Se você leu o último post, já pensou um pouco sobre seus horários de alta e baixa produtividade e, mesmo que ainda não tenha montado sua grade de horário, já tem uma noção de como ela vai ser. Se você já montou seu horário e já consegue visualizar seus horários livres, você deve estar frustrado, como eu, de ver o quão pouco dele nós temos.

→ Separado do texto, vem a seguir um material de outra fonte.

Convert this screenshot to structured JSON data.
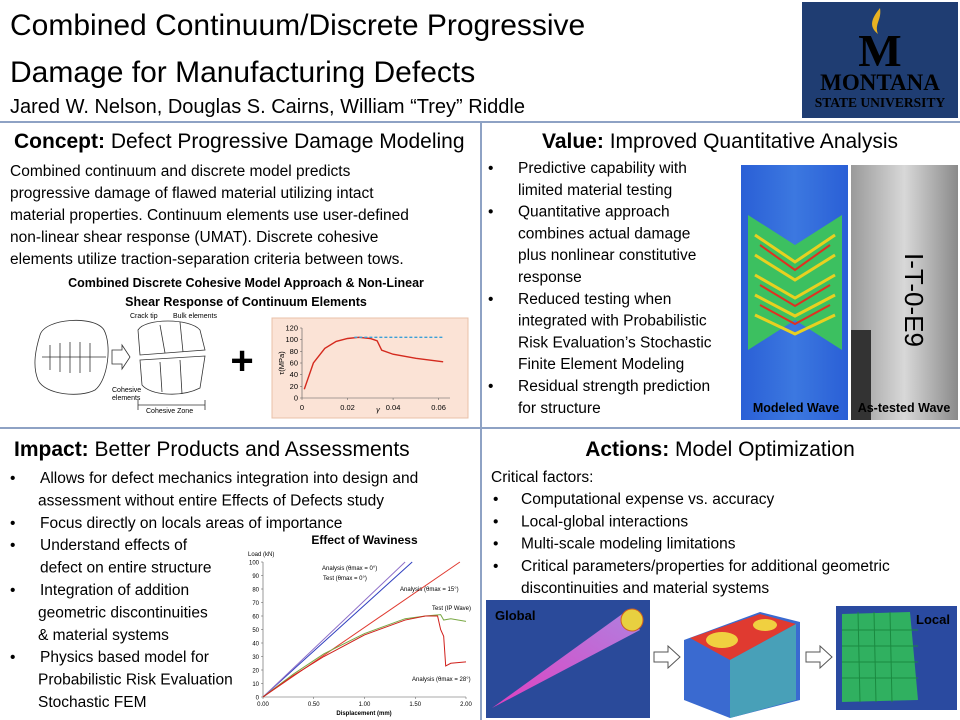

Na verdade, essa é a mentalidade errada pra lidar com as “brechas” no nosso horário. Se formos pensar nisso em números, nós temos 120 horas no total só nos dias úteis. Se dormirmos as 8 horas recomendadas todos os dias, sobram 80 horas. Se estudarmos a média de 6 horas por dia de cursos de meio período, sobram 50. Se você tem um estágio ou trabalho de meio período (6 horas), sobram 20. Ou seja, você teoricamente tem quase um dia inteiro de “tempo livre” nos seus dias úteis.

Com aspas, é claro, porque nessa conta não entram necessidades básicas como refeições e tempo gasto em transporte, por exemplo. Mas, nesse post, vamos considerar que são 20 horas, já que vamos pensar em como usar ao máximo o seu tempo fora das suas obrigações, ou horários fixos.